After years of stock market stagnation and corporate restructuring, BCE Inc. Tuesday marked the start of a new chapter in which it says it will focus on delivering a long-promised turnaround, under a new name.
Montreal-based BCE's ambitions were reflected in its rosy revenue outlook and substantial dividend increase for 2007. George Cope, president of BCE's main Bell Canada unit, will lead the charge to improve the former phone monopoly's performance by accelerating revenue growth and wringing more profit from a competitive market.
“Yes, we're asking the management team to step up to an aggressive execution in terms of our revenue growth,” Mr. Cope told investors at a conference Tuesday in Toronto. “Probably we knew [it was] greater revenue growth than a lot of people expected. It's now up to us to execute on this.”
Shareholders think the company is on the right track. BCE's stock rose 5 per cent to $30.33 Tuesday on the Toronto Stock Exchange.
“They hit all the right buttons this time on what makes the market like a stock,” said Greg Eckel, senior vice-president at Morgan Meighen & Associates in Toronto, which holds BCE shares. “They've definitely turned the beast around,” said Jonathan Popper, a portfolio manager at MFC Global Investment Management, which also holds shares in BCE. “It's got the foundation to head in the right direction.”
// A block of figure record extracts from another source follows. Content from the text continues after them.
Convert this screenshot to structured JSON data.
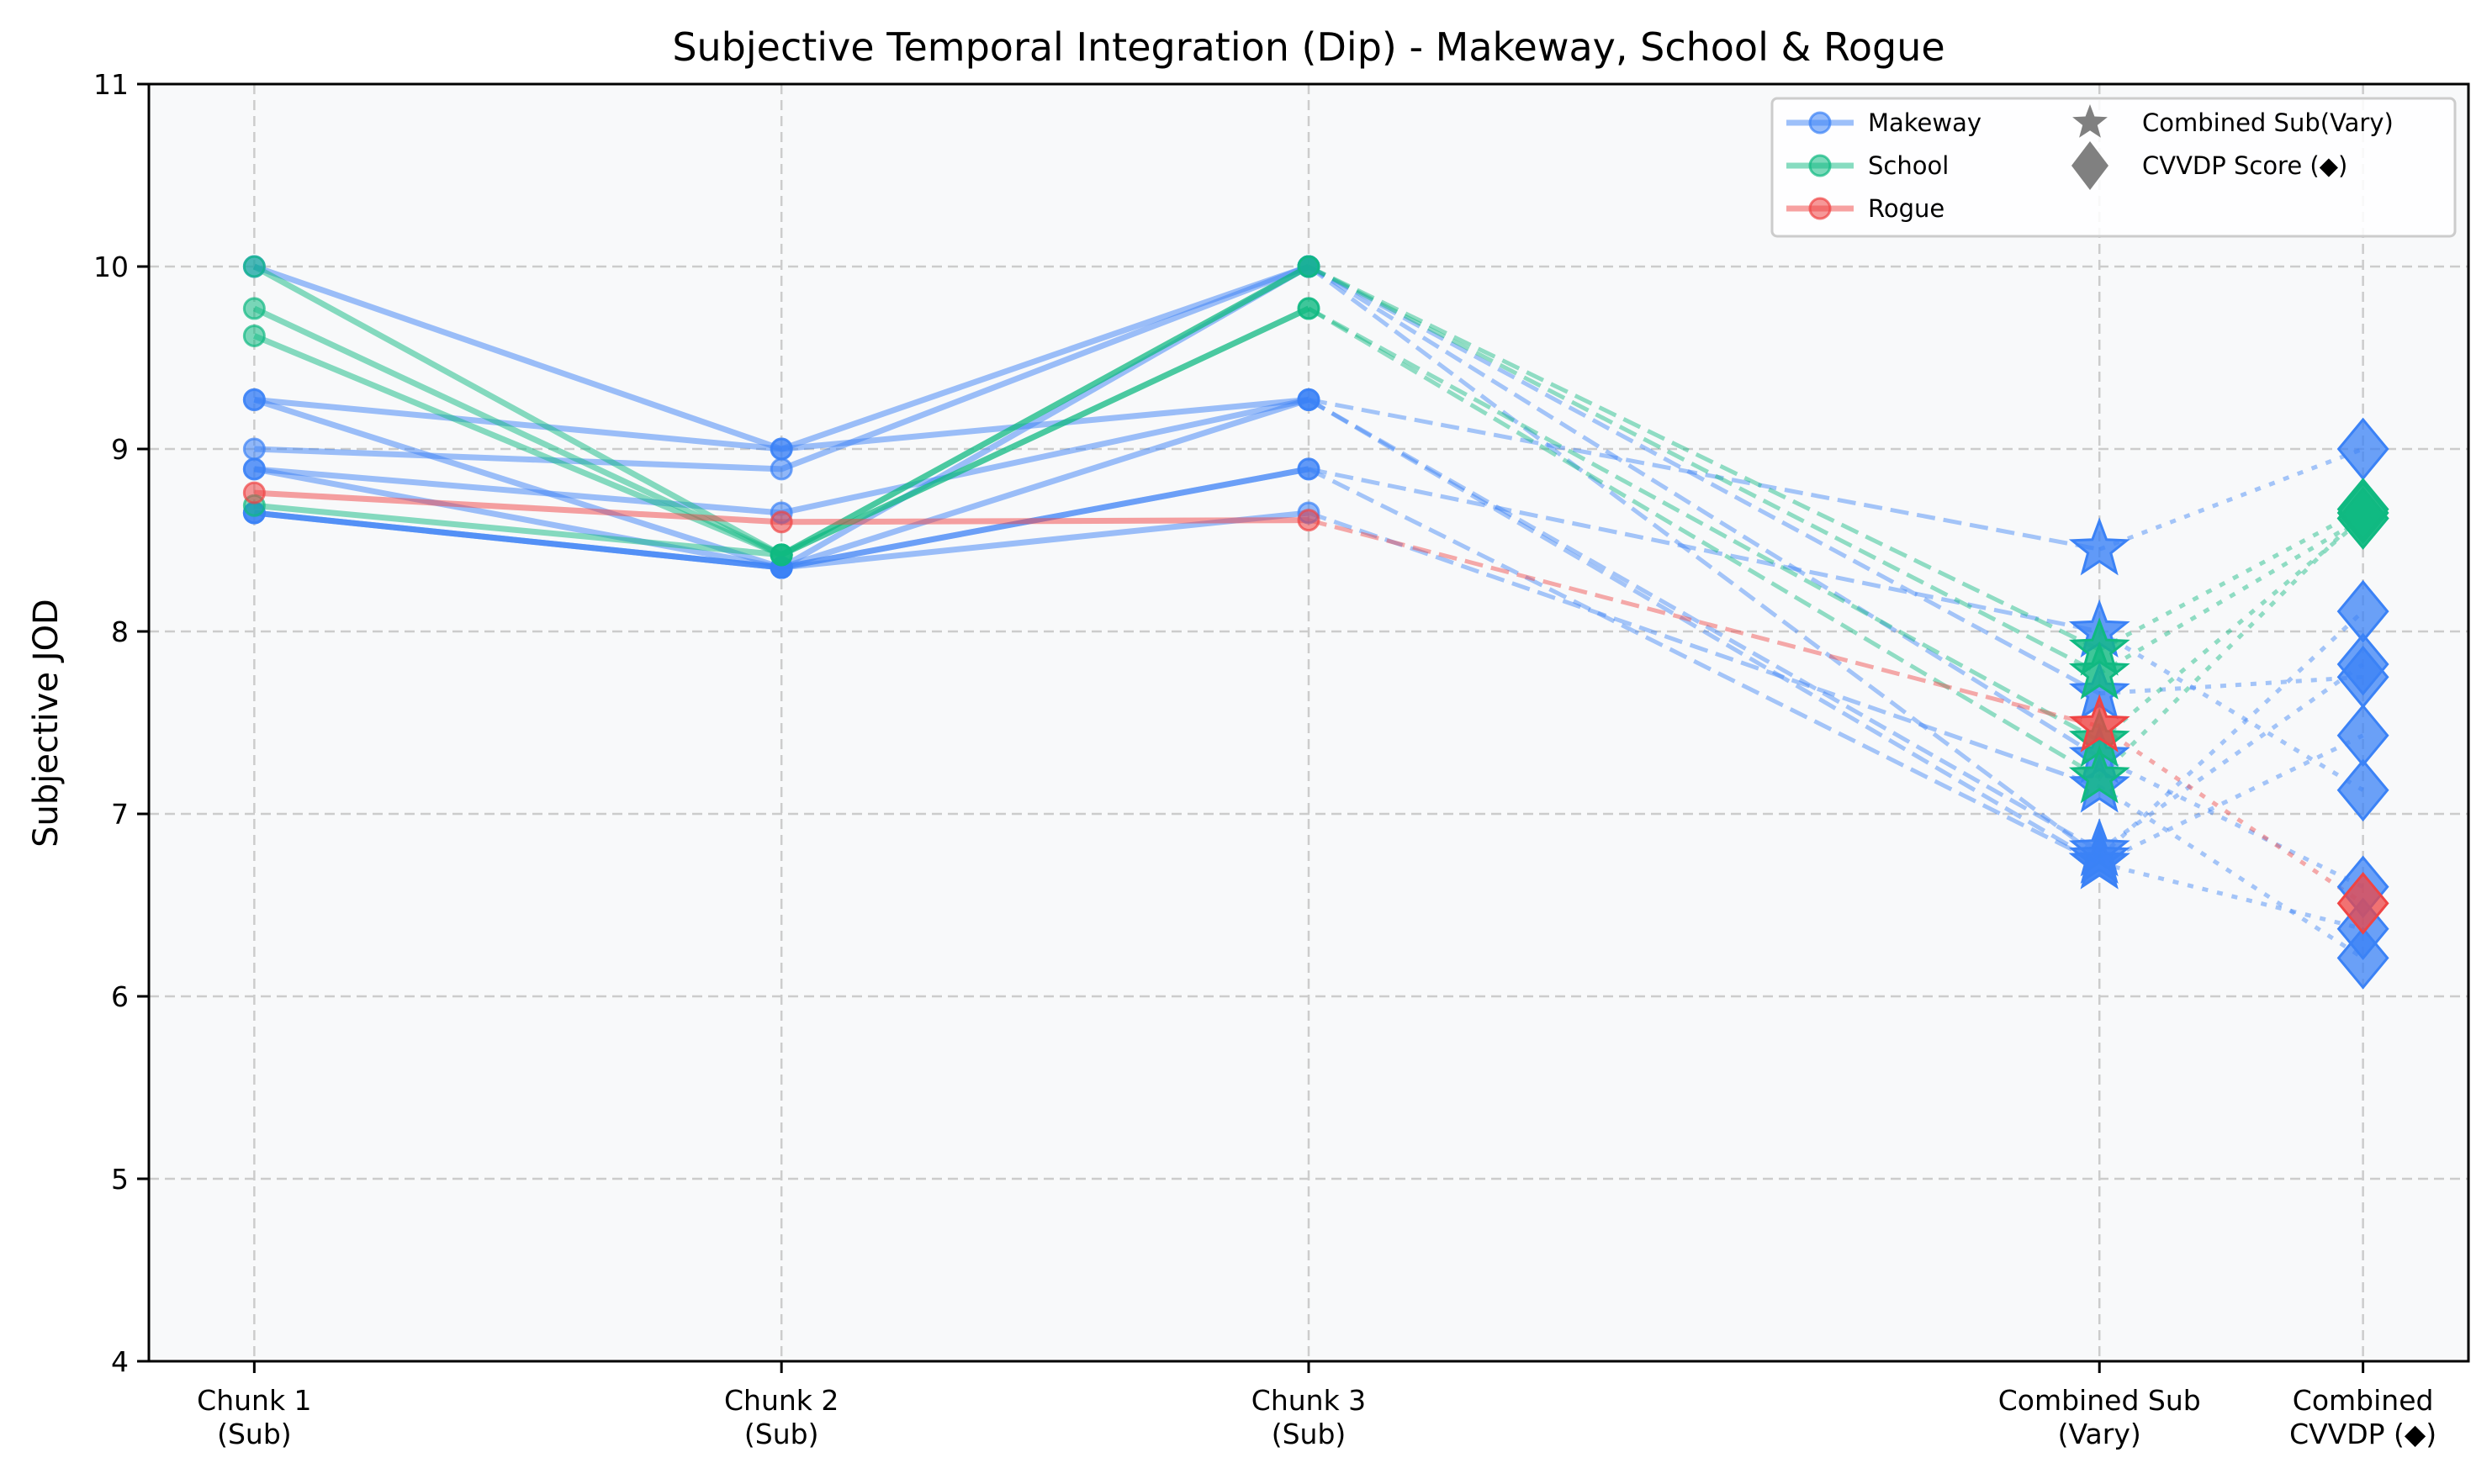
{
  "chart_data": {
    "type": "line",
    "title": "Subjective Temporal Integration (Dip) - Makeway, School & Rogue",
    "xlabel": "",
    "ylabel": "Subjective JOD",
    "ylim": [
      4,
      11
    ],
    "yticks": [
      4,
      5,
      6,
      7,
      8,
      9,
      10,
      11
    ],
    "grid": true,
    "legend_position": "top-right",
    "categories": [
      {
        "label": [
          "Chunk 1",
          "(Sub)"
        ],
        "x": 0
      },
      {
        "label": [
          "Chunk 2",
          "(Sub)"
        ],
        "x": 1
      },
      {
        "label": [
          "Chunk 3",
          "(Sub)"
        ],
        "x": 2
      },
      {
        "label": [
          "Combined Sub",
          "(Vary)"
        ],
        "x": 3.5
      },
      {
        "label": [
          "Combined",
          "CVVDP (◆)"
        ],
        "x": 4
      }
    ],
    "xlim": [
      -0.2,
      4.2
    ],
    "colors": {
      "Makeway": "#3b82f6",
      "School": "#10b981",
      "Rogue": "#ef4444",
      "legend_marker": "#808080",
      "grid": "#cccccc",
      "plot_bg": "#f8f9fa"
    },
    "legend": [
      {
        "label": "Makeway",
        "kind": "line",
        "group": "Makeway"
      },
      {
        "label": "School",
        "kind": "line",
        "group": "School"
      },
      {
        "label": "Rogue",
        "kind": "line",
        "group": "Rogue"
      },
      {
        "label": "Combined Sub(Vary)",
        "kind": "star"
      },
      {
        "label": "CVVDP Score (◆)",
        "kind": "diamond"
      }
    ],
    "series": [
      {
        "group": "Makeway",
        "chunks": [
          10.0,
          9.0,
          10.0
        ],
        "combined_sub": 7.66,
        "cvvdp": 7.75
      },
      {
        "group": "Makeway",
        "chunks": [
          9.27,
          9.0,
          9.27
        ],
        "combined_sub": 8.45,
        "cvvdp": 9.0
      },
      {
        "group": "Makeway",
        "chunks": [
          9.27,
          8.35,
          10.0
        ],
        "combined_sub": 7.31,
        "cvvdp": 6.6
      },
      {
        "group": "Makeway",
        "chunks": [
          9.0,
          8.89,
          10.0
        ],
        "combined_sub": 6.76,
        "cvvdp": 8.11
      },
      {
        "group": "Makeway",
        "chunks": [
          8.89,
          8.65,
          9.27
        ],
        "combined_sub": 6.73,
        "cvvdp": 6.37
      },
      {
        "group": "Makeway",
        "chunks": [
          8.89,
          8.35,
          8.89
        ],
        "combined_sub": 8.0,
        "cvvdp": 7.13
      },
      {
        "group": "Makeway",
        "chunks": [
          8.65,
          8.35,
          8.65
        ],
        "combined_sub": 7.15,
        "cvvdp": 6.21
      },
      {
        "group": "Makeway",
        "chunks": [
          8.65,
          8.35,
          9.27
        ],
        "combined_sub": 6.8,
        "cvvdp": 7.82
      },
      {
        "group": "Makeway",
        "chunks": [
          8.65,
          8.35,
          8.89
        ],
        "combined_sub": 6.73,
        "cvvdp": 7.43
      },
      {
        "group": "School",
        "chunks": [
          10.0,
          8.42,
          10.0
        ],
        "combined_sub": 7.9,
        "cvvdp": 8.67
      },
      {
        "group": "School",
        "chunks": [
          9.77,
          8.42,
          10.0
        ],
        "combined_sub": 7.77,
        "cvvdp": 8.62
      },
      {
        "group": "School",
        "chunks": [
          9.62,
          8.42,
          9.77
        ],
        "combined_sub": 7.2,
        "cvvdp": 8.65
      },
      {
        "group": "School",
        "chunks": [
          8.69,
          8.42,
          9.77
        ],
        "combined_sub": 7.4,
        "cvvdp": 8.62
      },
      {
        "group": "Rogue",
        "chunks": [
          8.76,
          8.6,
          8.61
        ],
        "combined_sub": 7.48,
        "cvvdp": 6.51
      }
    ]
  }
}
The mood hasn't been so upbeat in recent weeks, a trying period for both BCE and investors. As expected, BCE Tuesday shelved its plan to turn the Bell unit into an income trust. That's after the government unveiled a plan on Halloween to tax trusts like corporations, eliminating the incentive for converting to such a structure.
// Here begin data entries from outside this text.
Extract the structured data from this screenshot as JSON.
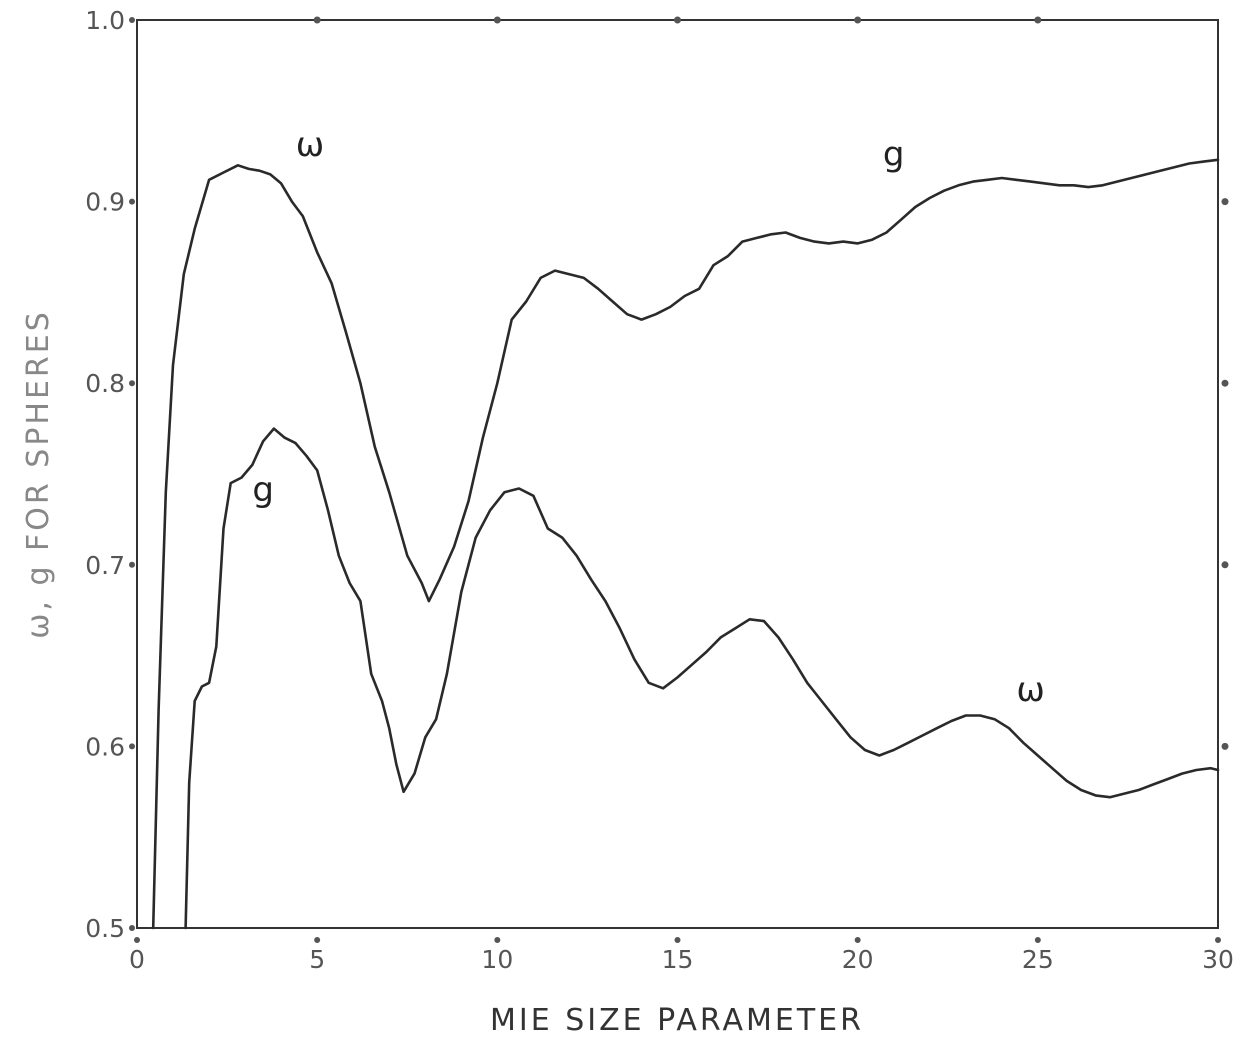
{
  "chart_data": {
    "type": "line",
    "title": "",
    "xlabel": "MIE SIZE PARAMETER",
    "ylabel": "ω, g FOR SPHERES",
    "xlim": [
      0,
      30
    ],
    "ylim": [
      0.5,
      1.0
    ],
    "x_ticks": [
      0,
      5,
      10,
      15,
      20,
      25,
      30
    ],
    "x_tick_labels": [
      "0",
      "5",
      "10",
      "15",
      "20",
      "25",
      "30"
    ],
    "y_ticks": [
      0.5,
      0.6,
      0.7,
      0.8,
      0.9,
      1.0
    ],
    "y_tick_labels": [
      "0.5",
      "0.6",
      "0.7",
      "0.8",
      "0.9",
      "1.0"
    ],
    "grid": false,
    "legend": "none",
    "series": [
      {
        "name": "ω",
        "x": [
          0.45,
          0.6,
          0.8,
          1.0,
          1.3,
          1.6,
          2.0,
          2.4,
          2.8,
          3.1,
          3.4,
          3.7,
          4.0,
          4.3,
          4.6,
          5.0,
          5.4,
          5.8,
          6.2,
          6.6,
          7.0,
          7.5,
          7.9,
          8.1,
          8.4,
          8.8,
          9.2,
          9.6,
          10.0,
          10.4,
          10.8,
          11.2,
          11.6,
          12.0,
          12.4,
          12.8,
          13.2,
          13.6,
          14.0,
          14.4,
          14.8,
          15.2,
          15.6,
          16.0,
          16.4,
          16.8,
          17.2,
          17.6,
          18.0,
          18.4,
          18.8,
          19.2,
          19.6,
          20.0,
          20.4,
          20.8,
          21.2,
          21.6,
          22.0,
          22.4,
          22.8,
          23.2,
          23.6,
          24.0,
          24.4,
          24.8,
          25.2,
          25.6,
          26.0,
          26.4,
          26.8,
          27.2,
          27.6,
          28.0,
          28.4,
          28.8,
          29.2,
          29.6,
          30.0
        ],
        "values": [
          0.5,
          0.62,
          0.74,
          0.81,
          0.86,
          0.885,
          0.912,
          0.916,
          0.92,
          0.918,
          0.917,
          0.915,
          0.91,
          0.9,
          0.892,
          0.872,
          0.855,
          0.828,
          0.8,
          0.765,
          0.74,
          0.705,
          0.69,
          0.68,
          0.692,
          0.71,
          0.735,
          0.77,
          0.8,
          0.835,
          0.845,
          0.858,
          0.862,
          0.86,
          0.858,
          0.852,
          0.845,
          0.838,
          0.835,
          0.838,
          0.842,
          0.848,
          0.852,
          0.865,
          0.87,
          0.878,
          0.88,
          0.882,
          0.883,
          0.88,
          0.878,
          0.877,
          0.878,
          0.877,
          0.879,
          0.883,
          0.89,
          0.897,
          0.902,
          0.906,
          0.909,
          0.911,
          0.912,
          0.913,
          0.912,
          0.911,
          0.91,
          0.909,
          0.909,
          0.908,
          0.909,
          0.911,
          0.913,
          0.915,
          0.917,
          0.919,
          0.921,
          0.922,
          0.923
        ]
      },
      {
        "name": "g",
        "x": [
          1.35,
          1.45,
          1.6,
          1.8,
          2.0,
          2.2,
          2.4,
          2.6,
          2.9,
          3.2,
          3.5,
          3.8,
          4.1,
          4.4,
          4.7,
          5.0,
          5.3,
          5.6,
          5.9,
          6.2,
          6.5,
          6.8,
          7.0,
          7.2,
          7.4,
          7.7,
          8.0,
          8.3,
          8.6,
          9.0,
          9.4,
          9.8,
          10.2,
          10.6,
          11.0,
          11.4,
          11.8,
          12.2,
          12.6,
          13.0,
          13.4,
          13.8,
          14.2,
          14.6,
          15.0,
          15.4,
          15.8,
          16.2,
          16.6,
          17.0,
          17.4,
          17.8,
          18.2,
          18.6,
          19.0,
          19.4,
          19.8,
          20.2,
          20.6,
          21.0,
          21.4,
          21.8,
          22.2,
          22.6,
          23.0,
          23.4,
          23.8,
          24.2,
          24.6,
          25.0,
          25.4,
          25.8,
          26.2,
          26.6,
          27.0,
          27.4,
          27.8,
          28.2,
          28.6,
          29.0,
          29.4,
          29.8,
          30.0
        ],
        "values": [
          0.5,
          0.58,
          0.625,
          0.633,
          0.635,
          0.655,
          0.72,
          0.745,
          0.748,
          0.755,
          0.768,
          0.775,
          0.77,
          0.767,
          0.76,
          0.752,
          0.73,
          0.705,
          0.69,
          0.68,
          0.64,
          0.625,
          0.61,
          0.59,
          0.575,
          0.585,
          0.605,
          0.615,
          0.64,
          0.685,
          0.715,
          0.73,
          0.74,
          0.742,
          0.738,
          0.72,
          0.715,
          0.705,
          0.692,
          0.68,
          0.665,
          0.648,
          0.635,
          0.632,
          0.638,
          0.645,
          0.652,
          0.66,
          0.665,
          0.67,
          0.669,
          0.66,
          0.648,
          0.635,
          0.625,
          0.615,
          0.605,
          0.598,
          0.595,
          0.598,
          0.602,
          0.606,
          0.61,
          0.614,
          0.617,
          0.617,
          0.615,
          0.61,
          0.602,
          0.595,
          0.588,
          0.581,
          0.576,
          0.573,
          0.572,
          0.574,
          0.576,
          0.579,
          0.582,
          0.585,
          0.587,
          0.588,
          0.587
        ]
      }
    ],
    "annotations": [
      {
        "text": "ω",
        "x": 4.8,
        "y": 0.925,
        "series": "ω"
      },
      {
        "text": "g",
        "x": 21.0,
        "y": 0.92,
        "series": "ω"
      },
      {
        "text": "g",
        "x": 3.5,
        "y": 0.735,
        "series": "g"
      },
      {
        "text": "ω",
        "x": 24.8,
        "y": 0.625,
        "series": "g"
      }
    ],
    "colors": {
      "line": "#2a2a2a",
      "axis": "#333333",
      "tick_text": "#555555"
    }
  }
}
Investors will still receive a higher return; BCE plans to boost its annual dividend by 11 per cent to $1.46 a share in 2007, and renew a program to buy back about 5 per cent of its outstanding stock.
BCE also intends to pursue one idea that came out of the trust project, eliminating the holding company structure and changing its name to Bell Canada Inc. at the next shareholder meeting.
That move will allow it to delay a big increase in cash taxes until 2011, as the consolidation of the Bell operating companies will lead to more flexibility in using research and development tax credits.
As part of the restructuring, Bell investors will vote at a special meeting on Jan. 23 on a plan of arrangement to exchange Bell preferred shares for BCE preferred shares.
At the meeting Tuesday, BCE chief executive officer Michael Sabia reflected on what he calls the different chapters in BCE's transition. When he took over during a turbulent period in 2002, his goal was to stabilize the business. In recent years, the focus has been on transforming the company through asset sales, cost cutting, network upgrades, and hiring new mangers, including Mr. Cope. Now Mr. Sabia must make sure Bell can deliver on its strategy.
“There's a lot of hard work ahead,” Mr. Sabia said. “The plan has to be executed and delivered. That will be a challenge ... In that sense, we're still working away climbing the hill, but we're going to get to the top.”
Bell expects a 3- to 5-per-cent gain in revenue next year, higher than some analysts have forecast. In 2006, revenue is expected to rise 1 to 3 per cent. Increases in subscriptions for wireless, Internet and TV services will fuel growth in 2007, when those businesses are expected to account for 60 per cent of Bell's revenue.
The company also expects to benefit from pricing changes. Bell, for example, wants more customers to sign up for two- or three-year contracts, and has started selling metered Internet services. But one new product that is expected to launch — TV service over land lines — won't generate meaningful revenue next year, Mr. Sabia said
On the local phone side, Bell will continue to face competition from cable companies. Mr. Sabia, however, expects the number of local phone lines it loses will stay around the same level in 2007 as in 2006.
Bell appears set to benefit from a federal proposal to speed up the deregulation of big phone companies in the local phone market. “It will test our flexibility and creativity as we're now able to compete without having both of our hands tied behind our backs,” Mr. Sabia said.
(BCE owns a minority interest in Bell Globemedia, the owner of The Globe and Mail and CTV television network.)
Cost cutting remains on the agenda, although Mr. Sabia said he expects the employee count will remain stable after 9,000 job cuts in recent years. BCE will look for savings from supply-chain improvements and other measures. BCE forecasts per-share profit growth of 4 to 7 per cent in 2007.